Прокофьев, не без некоторого труда, чтобы не порвать листок, напрочь приклеившийся к внутренней поверхности конверта, вскрыл письмо: «Николай Константинович, здравствуйте!» Прокофьеву почему-то вспомнилось, что он в таком духе начинал свои письма из пионерского лагеря. «Я уверен, что вы поймете, почему я именно к вам обратился, я вообще-то не люблю эпистолярный жанр. Дело в том, что я решил уйти! (извините за штамп). Это не с целью доказать мою идею, утвердить ее. Что, согласитесь, было бы литературным плагиатом. Да и суицид ничего не доказывает в моей идее, но также, ровным счетом, не отнимет от нее. То есть мои руки развязаны.

Я не от того, что моя любовь к Христу, вообще моя любовь, как вы поняли, безблагодатна. С этим можно жить. Да вы и сами знаете… И не от отсутствия смысла. Я считаю, что смысл есть – вообще есть.

И у меня есть, в общем-то. Пусть я и не склонен его переоценивать, но вставать в горделивую позу и умалять его подлинность, изображая из себя нечто превосходящее смысл, было бы пошло. Другими словами, у меня к Мирозданию нет особых претензий. Здесь вы, наверное, почувствуете фальшь и будете правы… Это я к тому, что не хотел бы воспользоваться тем преимуществом, что мне дает нынешнее мое положение. Решение принято мною бесповоротно (опять штамп!) и довольно давно, я хотел
указать этим, но вдруг понял, мне нечего, не на что указывать вообще ! А преимущество положения
безусловно есть – в какой-то мере это комично.
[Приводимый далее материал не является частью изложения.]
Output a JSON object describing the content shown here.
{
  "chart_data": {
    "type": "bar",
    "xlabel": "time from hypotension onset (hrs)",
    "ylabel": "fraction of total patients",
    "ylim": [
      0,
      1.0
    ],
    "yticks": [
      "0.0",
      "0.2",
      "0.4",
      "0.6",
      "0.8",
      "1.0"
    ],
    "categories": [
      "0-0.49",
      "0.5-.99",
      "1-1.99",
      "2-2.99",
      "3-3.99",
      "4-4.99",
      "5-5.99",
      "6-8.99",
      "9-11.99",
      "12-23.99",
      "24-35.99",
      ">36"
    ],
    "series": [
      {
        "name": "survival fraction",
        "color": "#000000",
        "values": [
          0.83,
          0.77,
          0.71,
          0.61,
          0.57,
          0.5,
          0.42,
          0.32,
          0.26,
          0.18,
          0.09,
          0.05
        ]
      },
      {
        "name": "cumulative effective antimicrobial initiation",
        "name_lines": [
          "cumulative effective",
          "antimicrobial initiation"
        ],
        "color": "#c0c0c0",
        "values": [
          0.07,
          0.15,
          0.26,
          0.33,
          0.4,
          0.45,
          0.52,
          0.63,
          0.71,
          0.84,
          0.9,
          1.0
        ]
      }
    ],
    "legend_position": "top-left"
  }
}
Вы сочтете этот мой поступок торжеством «горизонтального своеволия». Может, это и так. Но я не боюсь. Не боюсь больше быть не правым. Я просто решаю свою частную проблему, то, что она называется выспренно «жизнь», не дает мне основания для пафоса. Мне страшно! Но решение это (вам придется поверить мне на слово) все-таки настолько давнее, что не может не быть холодным.
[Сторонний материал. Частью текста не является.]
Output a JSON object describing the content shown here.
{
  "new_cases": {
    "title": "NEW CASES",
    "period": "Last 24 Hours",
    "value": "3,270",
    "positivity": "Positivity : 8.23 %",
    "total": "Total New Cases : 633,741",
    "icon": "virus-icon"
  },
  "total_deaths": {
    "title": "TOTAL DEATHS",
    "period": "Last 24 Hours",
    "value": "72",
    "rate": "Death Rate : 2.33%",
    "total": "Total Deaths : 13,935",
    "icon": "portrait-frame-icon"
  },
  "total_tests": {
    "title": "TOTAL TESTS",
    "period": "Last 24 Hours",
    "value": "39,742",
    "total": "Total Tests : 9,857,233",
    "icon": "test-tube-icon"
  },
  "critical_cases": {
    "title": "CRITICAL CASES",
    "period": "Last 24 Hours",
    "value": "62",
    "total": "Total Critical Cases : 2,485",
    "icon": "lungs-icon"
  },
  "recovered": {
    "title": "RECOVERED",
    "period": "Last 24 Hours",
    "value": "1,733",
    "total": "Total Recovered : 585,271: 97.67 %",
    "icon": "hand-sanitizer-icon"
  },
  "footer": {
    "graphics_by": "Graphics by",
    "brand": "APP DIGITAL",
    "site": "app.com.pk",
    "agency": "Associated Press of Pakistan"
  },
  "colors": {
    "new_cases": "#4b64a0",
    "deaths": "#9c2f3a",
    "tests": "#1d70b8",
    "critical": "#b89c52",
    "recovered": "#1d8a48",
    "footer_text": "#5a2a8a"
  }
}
В поступке моем нет (не будет!) ни теории, ни особых претензий, а я все-таки пытаюсь (даже сейчас пытаюсь!) все усложнить. Пытаюсь быть самому себе, да и, видимо, вам интересным в этом (автоматизм такой). К счастью, вроде не получается. У меня есть дежурная фраза: «Надо будет обдумать это позже». Я ведь не жизни не выдержал, но лишь самого себя. Это несколько унизительно. Мне не все равно здесь. «Очень не все равно». Но вставать на цыпочки сейчас не собираюсь. Еще раз, все это не имеет отношения к моей идее. Я в том смысле, что она, в своей правоте, во мне не нуждается. И в «неправоте» тоже. Вот, кажется, и вся истина. Она не обязана возвышать. А я вот иду на корм статистике.

P. S. Что касается воздуха, то я дышал. За тем сюда и приехал. Я дышал. Да, кстати, я благодарен вам, Прокофьев. Так уж получилось, что благодарен».
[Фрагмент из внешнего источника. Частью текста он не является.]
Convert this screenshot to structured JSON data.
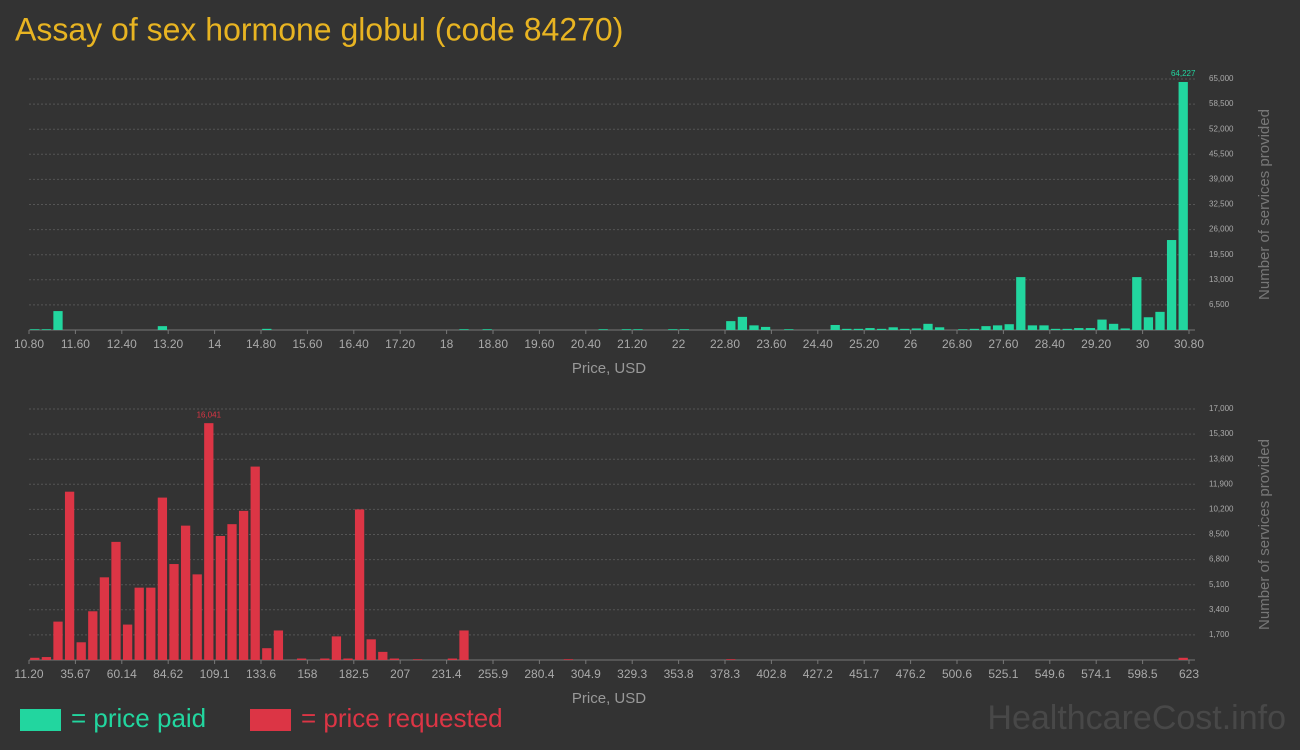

Господи! Когда он видел его в последний раз? Дней пять назад?! Чуть раньше? Нет, не помнит. Даты на письме нет. А свой почтовый ящик Прокофьев не открывал дней десять, неделю точно. В тот раз Вологжин и вел себя так, потому что нес это письмо? Или же он не решился (а письмо как раз для того, чтобы лишить себя права «не решиться») и был уверен, что Прокофьев уже прочел? Если так, то он может сделать это потому только, что знает – Прокофьев прочел. Десять раз уже мог сделать после той их встречи в коридоре. Десять раз уже мог сделать после того, как опустил этот чертов конверт к нему в ящик. Прокофьеву, собственно, что до этого? Что уж он так.